"Di manakah ini?" tanyaku penasaran.
"Tidak bergeser satu mili pun dari tempat Tuan semula. Hanya waktunya saja yang berbeda." Ia menjelaskan.
"Mohon maaf, jika saya boleh tahu, tahun berapakah ini?" Aku penasaran setelah celingak-celinguk melihat ke sekeliling. Sebab keadaannya sungguh jauh berbeda dengan keadaan sekitar lima detik sebelumnya.
"Ini adalah tahun nun." Ia menjawab singkat.
"Tahun nun?" aku tambah bingung.
"Oh, maaf. Saya lupa bahwa di masa Tuan belum menggunakan perhitungan hisab ini. Sebentar, jika dikalkulasi dengan perhitungan tahun Tuan sebelum berangkat, ini adalah tahunnya." Jelasnya sambil menunjukkan padaku semacam alat untuk mengkonversi hitungan.
Betapa kuasanya Tuhan, ternyata aku terlempar sedemikian jauhnya hingga ke masa ini. Tak henti-hentinya aku melihat ke sekeliling. Aku temukan peradaban yang hampir mustahil kupahami dengan nalarku saat ini. Mungkin akan butuh jutaan pertanyaan untuk bisa mengobati ketidaktahuan dan rasa penasaranku.
Bagaimana mungkin ada bumi yang tertata dengan begitu lestari, ia bisa bersanding dengan berbagai bangunan yang megah. Sepanjang pengetahuanku aku hanya sedikit mencicipi wacana tentang green dan blue economy, yang ranahnya mungkin akan bersentuhan dengan ekologi. Sedemikian jauhnya kah peradaban manusia pada zaman ini telah menerapkannya. Angan-anganku dibanjiri rasa penasaran.
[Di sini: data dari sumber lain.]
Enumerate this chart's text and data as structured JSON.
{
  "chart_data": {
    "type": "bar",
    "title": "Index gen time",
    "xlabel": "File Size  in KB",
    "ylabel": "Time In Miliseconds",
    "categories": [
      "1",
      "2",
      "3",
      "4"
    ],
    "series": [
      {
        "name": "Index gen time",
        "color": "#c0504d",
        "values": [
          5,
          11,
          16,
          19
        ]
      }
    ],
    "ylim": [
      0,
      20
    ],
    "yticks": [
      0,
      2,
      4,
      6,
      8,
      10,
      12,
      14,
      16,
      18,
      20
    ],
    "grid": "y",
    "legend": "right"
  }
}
Belum berhenti rasa penasaranku, tiba-tiba aku ingin menengok ke arah diriku sendiri yang rasa-rasanya ada yang berbeda dengan keadaanku sebelumnya. Tiba-tiba saja aku berpakaian serba putih.
"Mohon maaf, Tuan. Saya sudah lancang tanpa seizin Tuan telah mengganti pakaian Tuan. Hal ini aku tujukan agar tidak timbul rasa curiga dari mereka yang hadir di masa ini. Saya memang sengaja menyesuaikan penampilan Tuan dengan kondisi budaya mereka." Lelaki murah senyum itu seakan tahu dengan rasa penasaranku.
"Saya semakin penasaran dengan keadaan negeri ini. Bagaimana keadaan pemerintahan di negeri ini?" tiba-tiba saja aku menjadi lebih bersemangat untuk mencari tahu.